По его плану, когда начнется погрузка дезертиров в вагон, возникнет суматоха, тогда я должен буду толкнуть чекиста на одного из конвойных и удариться в бега. Конопля нарисовал подробную картинку и долго вдалбливал мне в голову наилучший, по его мнению, путь бегства. Оглобля, по его пониманию, должен был увязаться за мной. Сам, Конопля, переодетый, тоже должен быть на вокзале и, если что-то пойдет не так, он обещал помочь мне выжить.
Не успел сопровождающий нас чекист передать свою бумагу железнодорожному начальнику, как случилось то, что должно было случиться. Одна из женщин, видимо мать, пыталась передать узелок одному из парней — дезертиров, но конвойный ее оттолкнул с криком: — Не велено! — но при этом не рассчитал своих сил, и женщина со стоном упала на платформу. Разозленный сын кинулся на красноармейца, но получив прикладом по ребрам, согнулся пополам. Воспользовавшись тем, что все, в том числе и охрана, отвлеклись на несколько секунд, цыганистый парень, неожиданно кинул свой вещевой мешок прямо в лицо конвойного, стоявшего напротив него, а затем бросился на него. Красноармеец среагировал на мешок, но не смог уйти от жесткого удара в лицо и с криком упал на платформу. Тут заводила громко крикнул: — Бей сук! — и толпа на перроне пришла в движение. На охрану кинулись с двух сторон — несколько мужиков из толпы провожающих родственников и сами дезертиры. В следующую секунду конвой был смят, и дезертиры кинулись в разные стороны, под одобрительные крики своих друзей и родственников. Один красноармеец из охраны выстрелил в воздух, чем еще больше подстегнул беглецов. Несколько дезертиров соскочили с платформы и полезли под вагонами, но большинство бросилось в толпу родственников, которые их пропустили, а сами стали стеной.

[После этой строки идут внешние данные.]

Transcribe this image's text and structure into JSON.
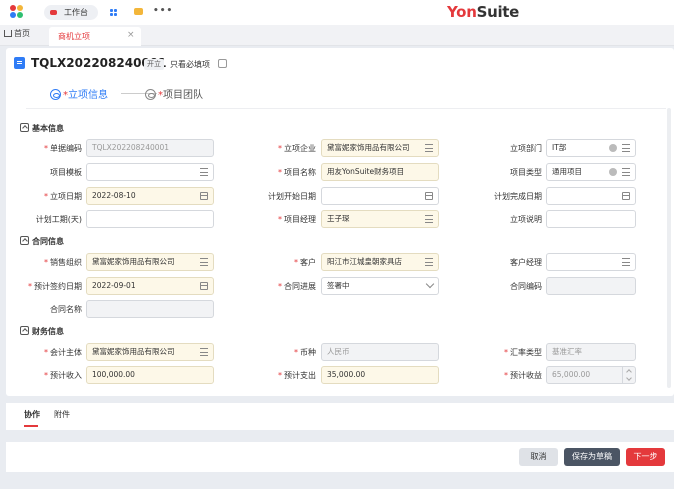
{
  "topbar": {
    "workbench_label": "工作台",
    "brand_red": "YonSuite",
    "icons": [
      "app-logo-icon",
      "grid-icon",
      "chat-icon",
      "more-icon"
    ],
    "accent": "#e4393c"
  },
  "tabs": {
    "home_label": "首页",
    "active_label": "商机立项",
    "close_glyph": "×"
  },
  "header": {
    "title": "TQLX202208240001",
    "status": "开立",
    "required_only_label": "只看必填项",
    "required_only_checked": false
  },
  "steps": [
    {
      "label": "立项信息",
      "required": true,
      "active": true
    },
    {
      "label": "项目团队",
      "required": true,
      "active": false
    }
  ],
  "sections": {
    "basic": "基本信息",
    "contract": "合同信息",
    "finance": "财务信息"
  },
  "fields": {
    "doc_code": {
      "label": "单据编码",
      "value": "TQLX202208240001",
      "required": true
    },
    "company": {
      "label": "立项企业",
      "value": "黛富妮家饰用品有限公司",
      "required": true
    },
    "dept": {
      "label": "立项部门",
      "value": "IT部",
      "required": false
    },
    "template": {
      "label": "项目模板",
      "value": "",
      "required": false
    },
    "proj_name": {
      "label": "项目名称",
      "value": "用友YonSuite财务项目",
      "required": true
    },
    "proj_type": {
      "label": "项目类型",
      "value": "通用项目",
      "required": false
    },
    "setup_date": {
      "label": "立项日期",
      "value": "2022-08-10",
      "required": true
    },
    "plan_start": {
      "label": "计划开始日期",
      "value": "",
      "required": false
    },
    "plan_end": {
      "label": "计划完成日期",
      "value": "",
      "required": false
    },
    "plan_days": {
      "label": "计划工期(天)",
      "value": "",
      "required": false
    },
    "manager": {
      "label": "项目经理",
      "value": "王子琛",
      "required": true
    },
    "desc": {
      "label": "立项说明",
      "value": "",
      "required": false
    },
    "sales_org": {
      "label": "销售组织",
      "value": "黛富妮家饰用品有限公司",
      "required": true
    },
    "customer": {
      "label": "客户",
      "value": "阳江市江城皇朝家具店",
      "required": true
    },
    "cust_manager": {
      "label": "客户经理",
      "value": "",
      "required": false
    },
    "sign_date": {
      "label": "预计签约日期",
      "value": "2022-09-01",
      "required": true
    },
    "contract_progress": {
      "label": "合同进展",
      "value": "签署中",
      "required": true
    },
    "contract_code": {
      "label": "合同编码",
      "value": "",
      "required": false
    },
    "contract_name": {
      "label": "合同名称",
      "value": "",
      "required": false
    },
    "acct_entity": {
      "label": "会计主体",
      "value": "黛富妮家饰用品有限公司",
      "required": true
    },
    "currency": {
      "label": "币种",
      "value": "人民币",
      "required": true
    },
    "rate_type": {
      "label": "汇率类型",
      "value": "基准汇率",
      "required": true
    },
    "exp_income": {
      "label": "预计收入",
      "value": "100,000.00",
      "required": true
    },
    "exp_expense": {
      "label": "预计支出",
      "value": "35,000.00",
      "required": true
    },
    "exp_profit": {
      "label": "预计收益",
      "value": "65,000.00",
      "required": true
    }
  },
  "subtabs": [
    "协作",
    "附件"
  ],
  "buttons": {
    "cancel": "取消",
    "save_draft": "保存为草稿",
    "next": "下一步"
  }
}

— Стой! Стой!! Стрелять буду!! — заполошно кричали конвойные, щелкая затворами винтовок и вскидывая оружие. Впрочем, всего этого я не видел, так как в самом начале потасовки ударом кулака в челюсть сбил с ног одного из конвойных, который на пару секунд отвлекся на драку, второй красноармеец только вскинул винтовку, как на него налетел спиной один из крестьян, после моего сильного толчка. Боец покачнулся, а затем попытался поймать меня в прицел, но ему помешали крестьяне, которые кинулись в сторону, что тот их не пристрелил. Красноармеец, в суматохе, посчитал их движение за бегство, растерялся и, переведя на них ствол, закричал: — Всем стоять! Буду стрелять!

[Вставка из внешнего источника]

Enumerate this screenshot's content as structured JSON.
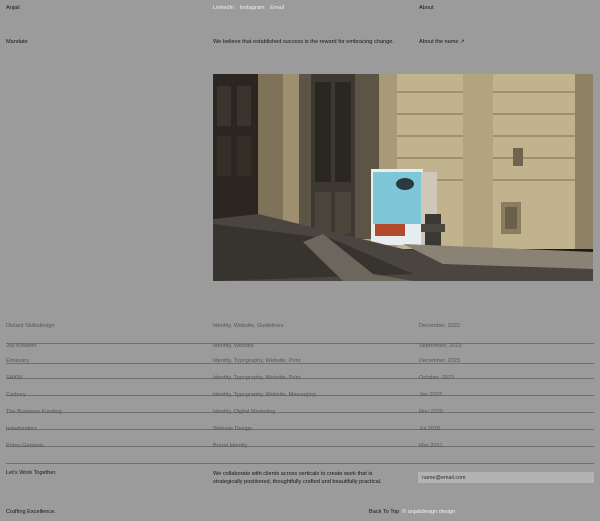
{
  "header": {
    "brand": "Anjali",
    "nav_links": [
      "LinkedIn",
      "Instagram",
      "Email"
    ],
    "about_link": "About"
  },
  "mandate": {
    "label": "Mandate",
    "statement": "We believe that established success is the reward for embracing change.",
    "about_name": "About the name ↗"
  },
  "projects": [
    {
      "name": "Distant Skillsdesign",
      "services": "Identity, Website, Guidelines",
      "date": "December, 2022"
    },
    {
      "name": "Joy Kosahin",
      "services": "Identity, Website",
      "date": "September, 2023"
    },
    {
      "name": "Emissary",
      "services": "Identity, Typography, Website, Print",
      "date": "December, 2023"
    },
    {
      "name": "SAKM",
      "services": "Identity, Typography, Website, Print",
      "date": "October, 2023"
    },
    {
      "name": "Carbury",
      "services": "Identity, Typography, Website, Messaging",
      "date": "Jan 2023"
    },
    {
      "name": "The Business Funding",
      "services": "Identity, Digital Marketing",
      "date": "Nov 2020"
    },
    {
      "name": "bokefunderz",
      "services": "Website Design",
      "date": "Jul 2020"
    },
    {
      "name": "Primo Geniosis",
      "services": "Brand Identity",
      "date": "Mar 2021"
    }
  ],
  "contact": {
    "heading": "Let's Work Together.",
    "text": "We collaborate with clients across verticals to create work that is strategically positioned, thoughtfully crafted and beautifully practical.",
    "email_placeholder": "name@email.com"
  },
  "footer": {
    "tagline": "Crafting Excellence.",
    "back_to_top": "Back To Top",
    "credit": "© anjalidesign design"
  },
  "colors": {
    "background": "#9b9b9b",
    "divider": "#6f6f6f",
    "link": "#f2f2f2"
  }
}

Перед тем как спрыгнуть с перрона, я бросил взгляд через плечо. Единственный, кто среагировал на мое бегство, был чекист, который сейчас бежал в мою сторону, пытаясь на бегу расстегнуть кобуру. Спрыгнул на землю и побежал вдоль поезда, за станцию, затем нырнул под вагон. У меня за спиной были слышны выстрелы, вопли и ругань. Вылез с другой стороны состава и сразу увидел на запасных путях грузовые вагоны, двери которых были настежь открыты. За ними виднелся лес, но передо мной было открытое пространство, состоявшее из двух железнодорожных путей, которое быстро не пересечешь. Я снова помчался вдоль состава к развалинам какой-то будки, которые виднелись впереди. По крайней мере, укроют от пули, если будет погоня, подумал я. Оглянулся, когда услышал шум у себя за спиной. Это за мной бежал Федька. В ту же секунду заметил краем глаза, как из-под вагона медленно и неуклюже вылезал красноармеец с винтовкой.
"А где чекист? — неожиданно пришла мысль и тут же пропала, так как мне, по сути дела, будет без разницы, чья пуля ударит мне в спину.
Последние двадцать метров я мчался на пределе своих сил, а добежав до укрытия, просто упал, тяжело дыша, за кусок развалившейся стены. Вот только времени отдыхать, у меня не было. Осторожно выглянул и увидел, что охранник остановился, вскинул винтовку и прицелился.
— Оглобля, падай! — закричал я.
Федор среагировал на мой крик по-своему. Сначала дернул головой в мою сторону, потом зачем-то оглянулся, но при этом сбился с шага и видно за что-то зацепившись, дернулся всем телом вперед, словно собрался нырнуть. В это мгновение раздался выстрел, но пуля пролетела мимо. Конвойный чертыхнулся, лязгнул затвором, но Оглобля уже добежал до меня и только хотел сесть, как я сказал: — Пригибаясь, до вагонов. Давай.
Может, он не понял, что я сказал, но, ни слова не говоря, последовал за мной. Согнувшись чуть ли не до земли, под прикрытием развалин, мы добрались до путей с теплушками, и поднырнули под вагон. Оказавшись с той стороны, я подполз к вагонному колесу и осторожно выглянул. Как я и думал, стоило красноармейцу потерять нас из виду, он сразу занервничал и теперь стоял, поводя стволом винтовки из стороны в сторону. Через минуту я услышал за своей спиной тяжелое Федькино дыхание и быстрые шаги.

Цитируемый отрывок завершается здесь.